The paint boiled off in a nanosecond, leaving the shield to burn and buckle. Thinner now from the loss of metal to Kris's hit and the effort to patch it, burn-through came quicker.
And raked the ship hull behind it before Laser 2 winked out.
''Compton, you are hit, and your shields are failing. Dump your reactor, and we will board and offer assistance,'' Kris said.
''Never,'' was the one-word reply.
And six lasers reached out for the Wasp from the wounded pirate. They were not so strong as Kris's ship's twenty-four-inch pulse lasers, but at this range, a hit by anything could slice the Wasp in half.
The ship jinked away from four of them. The fifth one spent itself on the shield, boiling off a few kilos of Smart Metal™.
The sixth one raked Wasp aft of amidships but missed engineering.
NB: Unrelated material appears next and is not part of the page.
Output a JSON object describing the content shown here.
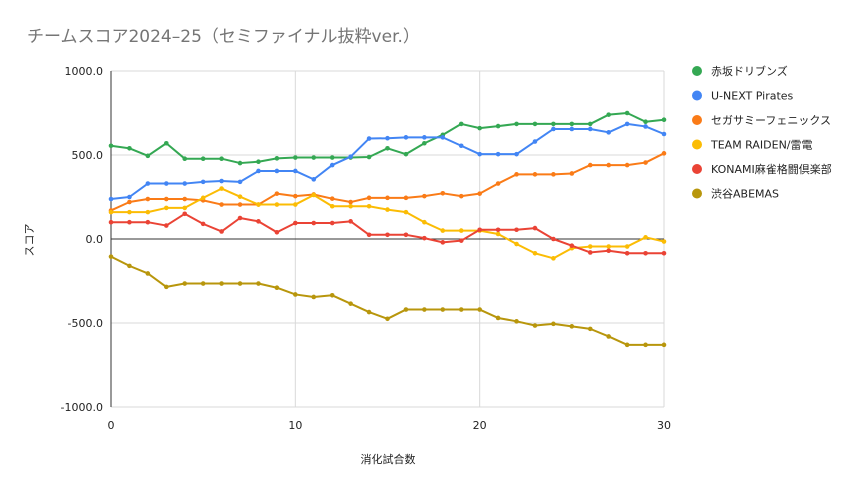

At least the lights did not dim, nor did the reload light on Battery 1 slow its rapid climb from yellow toward red.
''Damage Control,'' Captain Drago demanded.
''Containers open to space. We're working on them.''
Captain Drago turned to Kris. ''Can you get this over with? I like my ship the way it is, not holier than thou,'' he said dryly.
''Firing Three,'' Kris said. She had Nelly widen the focus of the twenty-four-inch laser, raking a major portion of the shield. Damaged, it was now too thin to do much more than hide the bow of the pirate, providing a fan to cover the bare rear of the bridge.
As 3 winked out, all pretense at a shield vanished. The pirate spun on its long axis in full view. But not giving up.
Its capacitors began to recharge. A thin wisp coalesced to cover the bow. The tiger was back, a raised paw, the middle finger elevated in the universally recognized insolent salute.
''Some folks just don't know when to quit,'' Kris said.
''Leave us alone,'' boomed from the commlink. ''You get out of here, or a lot of people are going to die.''
''You're going to die,'' Kris pointed out.
''We got the crew of two ships on board. You shoot at us again, and we'll see just how much vacuum they can breathe.''
''Oops,'' Kris and Captain Drago said at the same time.
''Kris,'' Nelly said, ''unless they've changed their rotation, I know where the bridge is.''
''Target it.'' A red pipper began to circle the flimsy shield. Not, to Kris's surprise, focusing on the raised digit but somewhere around its toes.
The longer Kris waited, the more the chance that they might change their rotation. Kris mashed Battery 4's firing circuit.
The laser slashed through the spinning cover. Sections spun off into space. There, revealed for all, was the bridge.
But only for a fraction of a second as the twenty-four-inch laser opened it to space, slagging human flesh, instruments, and gear.
''Surrender now or my next laser will hack your reactors' containment fields to bits,'' Kris ordered to anyone who might still be listening.
''What about their prisoners?'' Sulwan asked.
''We have only their word that they have them,'' Kris said, keeping hard eyes on their target.
''You're a hard woman,'' Drago said. ''I hope you're right.''
So did Kris.
Then the cores of the two reactors dropped out into vacuum, and the Compton began to coast along its last vector.
''We surrender. You can board us. We won't fight you,'' was spoken by a new voice.
''I hope for your sake you don't,'' Kris answered. ''We've got a Marine company that could use a spot of exercise.''
That got no reply.
''Captain Montoya,'' Kris called to Jack.
''Standing by,'' he answered.
''Prepare to board the pirate as soon as we come alongside and match their speed and vector.''
''Aye, aye, ma'am.''
''Captain Drago, please place your ship alongside that derelict.''
''Yes, ma'am.''
''Hot dog. More prize money,'' came from the wag in the back of the bridge.